フテキな片想い



売り子の鏡のような洗練された満面の笑みの前に、つばさんは腰が引けてしまっていた。


「え……あ……はい……すみません、もっと他も見たいんで……」としどろもどろに答え、店員さんが、他のお客さんの所へ向かったのを確認すると、そそくさとその空間を後にした。

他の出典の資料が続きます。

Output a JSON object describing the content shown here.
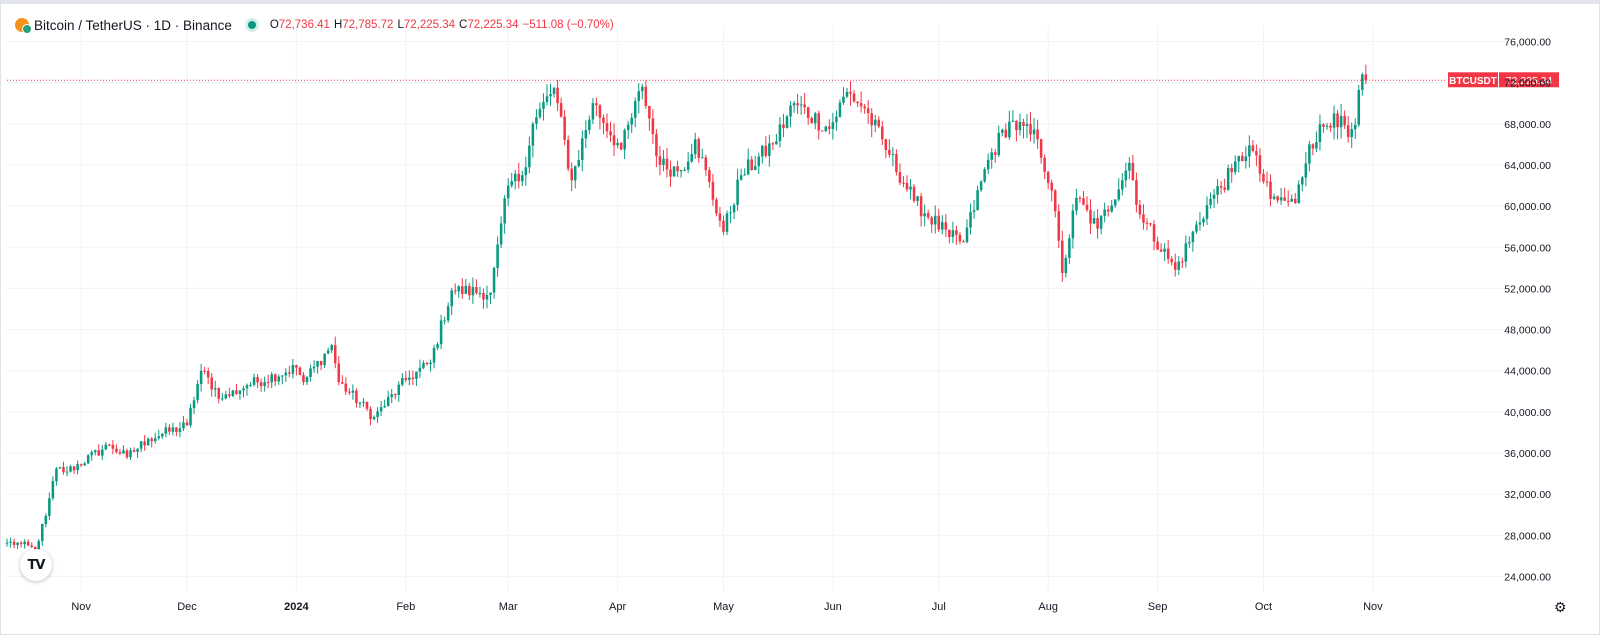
{
  "header": {
    "title": "Bitcoin / TetherUS · 1D · Binance",
    "ohlc": [
      {
        "k": "O",
        "v": "72,736.41"
      },
      {
        "k": "H",
        "v": "72,785.72"
      },
      {
        "k": "L",
        "v": "72,225.34"
      },
      {
        "k": "C",
        "v": "72,225.34"
      }
    ],
    "change": "−511.08 (−0.70%)"
  },
  "price_tag": {
    "symbol": "BTCUSDT",
    "value": "72,225.34"
  },
  "logo_text": "TV",
  "icons": {
    "status": "live-status-dot-icon",
    "coin": "btc-usdt-icon",
    "settings": "settings-gear-icon"
  },
  "colors": {
    "up": "#089981",
    "down": "#f23645",
    "grid": "#f0f3fa",
    "text": "#131722"
  },
  "chart_data": {
    "type": "candlestick",
    "series_name": "BTCUSDT",
    "interval": "1D",
    "y_ticks": [
      "24,000.00",
      "28,000.00",
      "32,000.00",
      "36,000.00",
      "40,000.00",
      "44,000.00",
      "48,000.00",
      "52,000.00",
      "56,000.00",
      "60,000.00",
      "64,000.00",
      "68,000.00",
      "72,000.00",
      "76,000.00"
    ],
    "y_tick_values": [
      24000,
      28000,
      32000,
      36000,
      40000,
      44000,
      48000,
      52000,
      56000,
      60000,
      64000,
      68000,
      72000,
      76000
    ],
    "x_ticks": [
      "Nov",
      "Dec",
      "2024",
      "Feb",
      "Mar",
      "Apr",
      "May",
      "Jun",
      "Jul",
      "Aug",
      "Sep",
      "Oct",
      "Nov"
    ],
    "x_tick_dates": [
      "2023-11-01",
      "2023-12-01",
      "2024-01-01",
      "2024-02-01",
      "2024-03-01",
      "2024-04-01",
      "2024-05-01",
      "2024-06-01",
      "2024-07-01",
      "2024-08-01",
      "2024-09-01",
      "2024-10-01",
      "2024-11-01"
    ],
    "ylim": [
      22500,
      77500
    ],
    "xlim": [
      "2023-10-11",
      "2024-11-22"
    ],
    "last_price": 72225.34,
    "anchors": [
      {
        "date": "2023-10-11",
        "close": 27300
      },
      {
        "date": "2023-10-15",
        "close": 27150
      },
      {
        "date": "2023-10-19",
        "close": 26600
      },
      {
        "date": "2023-10-22",
        "close": 29900
      },
      {
        "date": "2023-10-25",
        "close": 34500
      },
      {
        "date": "2023-10-28",
        "close": 34200
      },
      {
        "date": "2023-11-09",
        "close": 36800
      },
      {
        "date": "2023-11-14",
        "close": 35600
      },
      {
        "date": "2023-11-20",
        "close": 37400
      },
      {
        "date": "2023-12-01",
        "close": 38700
      },
      {
        "date": "2023-12-05",
        "close": 44000
      },
      {
        "date": "2023-12-11",
        "close": 41300
      },
      {
        "date": "2023-12-18",
        "close": 42600
      },
      {
        "date": "2024-01-01",
        "close": 44300
      },
      {
        "date": "2024-01-03",
        "close": 42900
      },
      {
        "date": "2024-01-11",
        "close": 46500
      },
      {
        "date": "2024-01-13",
        "close": 42900
      },
      {
        "date": "2024-01-23",
        "close": 39500
      },
      {
        "date": "2024-02-01",
        "close": 43100
      },
      {
        "date": "2024-02-08",
        "close": 44800
      },
      {
        "date": "2024-02-14",
        "close": 51800
      },
      {
        "date": "2024-02-25",
        "close": 51600
      },
      {
        "date": "2024-03-01",
        "close": 62000
      },
      {
        "date": "2024-03-05",
        "close": 63000
      },
      {
        "date": "2024-03-08",
        "close": 68000
      },
      {
        "date": "2024-03-14",
        "close": 71500
      },
      {
        "date": "2024-03-19",
        "close": 62500
      },
      {
        "date": "2024-03-25",
        "close": 70000
      },
      {
        "date": "2024-04-02",
        "close": 65500
      },
      {
        "date": "2024-04-08",
        "close": 71600
      },
      {
        "date": "2024-04-13",
        "close": 64000
      },
      {
        "date": "2024-04-19",
        "close": 63500
      },
      {
        "date": "2024-04-23",
        "close": 66500
      },
      {
        "date": "2024-05-01",
        "close": 57500
      },
      {
        "date": "2024-05-06",
        "close": 63000
      },
      {
        "date": "2024-05-15",
        "close": 66000
      },
      {
        "date": "2024-05-21",
        "close": 70000
      },
      {
        "date": "2024-05-31",
        "close": 67500
      },
      {
        "date": "2024-06-05",
        "close": 71100
      },
      {
        "date": "2024-06-10",
        "close": 69500
      },
      {
        "date": "2024-06-17",
        "close": 65000
      },
      {
        "date": "2024-06-24",
        "close": 60500
      },
      {
        "date": "2024-07-04",
        "close": 57000
      },
      {
        "date": "2024-07-08",
        "close": 56500
      },
      {
        "date": "2024-07-15",
        "close": 64500
      },
      {
        "date": "2024-07-21",
        "close": 68200
      },
      {
        "date": "2024-07-29",
        "close": 66500
      },
      {
        "date": "2024-08-02",
        "close": 61500
      },
      {
        "date": "2024-08-05",
        "close": 53500
      },
      {
        "date": "2024-08-09",
        "close": 60800
      },
      {
        "date": "2024-08-15",
        "close": 57800
      },
      {
        "date": "2024-08-24",
        "close": 64200
      },
      {
        "date": "2024-08-27",
        "close": 59200
      },
      {
        "date": "2024-09-06",
        "close": 53800
      },
      {
        "date": "2024-09-15",
        "close": 60100
      },
      {
        "date": "2024-09-22",
        "close": 63300
      },
      {
        "date": "2024-09-27",
        "close": 65900
      },
      {
        "date": "2024-10-03",
        "close": 60700
      },
      {
        "date": "2024-10-10",
        "close": 60300
      },
      {
        "date": "2024-10-14",
        "close": 66000
      },
      {
        "date": "2024-10-21",
        "close": 69000
      },
      {
        "date": "2024-10-25",
        "close": 66700
      },
      {
        "date": "2024-10-27",
        "close": 67900
      },
      {
        "date": "2024-10-29",
        "close": 72800
      },
      {
        "date": "2024-10-30",
        "close": 72225.34
      }
    ]
  }
}
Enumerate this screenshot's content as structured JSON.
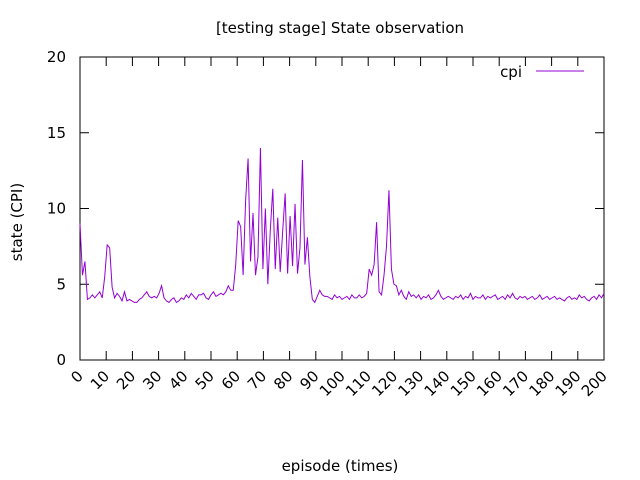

「さっきのブランドで服を買いたかったんじゃないんですか?」


後ろを振り返りながら訊ねると、「いいの、私にはハードル高すぎたっ」と歩調を上げる。


「洋服買う前に、ちょっと語っていいかな?」


上りエスカレーターの前で、ようやく振り返ったつばさんの目は真剣だった。


大きく頷く。


私たちは、先に早めのランチを取るために、最上階のレストランエリアに向かった。


お互いバイトをしているので、今日は奮発してとオシャレなイタリアンの店に入った。


ランチメニューを頼み、料理が運ばれて来るのを待つ間、つばさんは中学時代の話をしてくれた。


「丁度、中一の終わりくらいかな。好きな人が出来たんだ」


「いきなり恋バナ!いいですね、語りモードですね」


まだお客さんが閑散とした店内で、私たちは向かい合って座っている。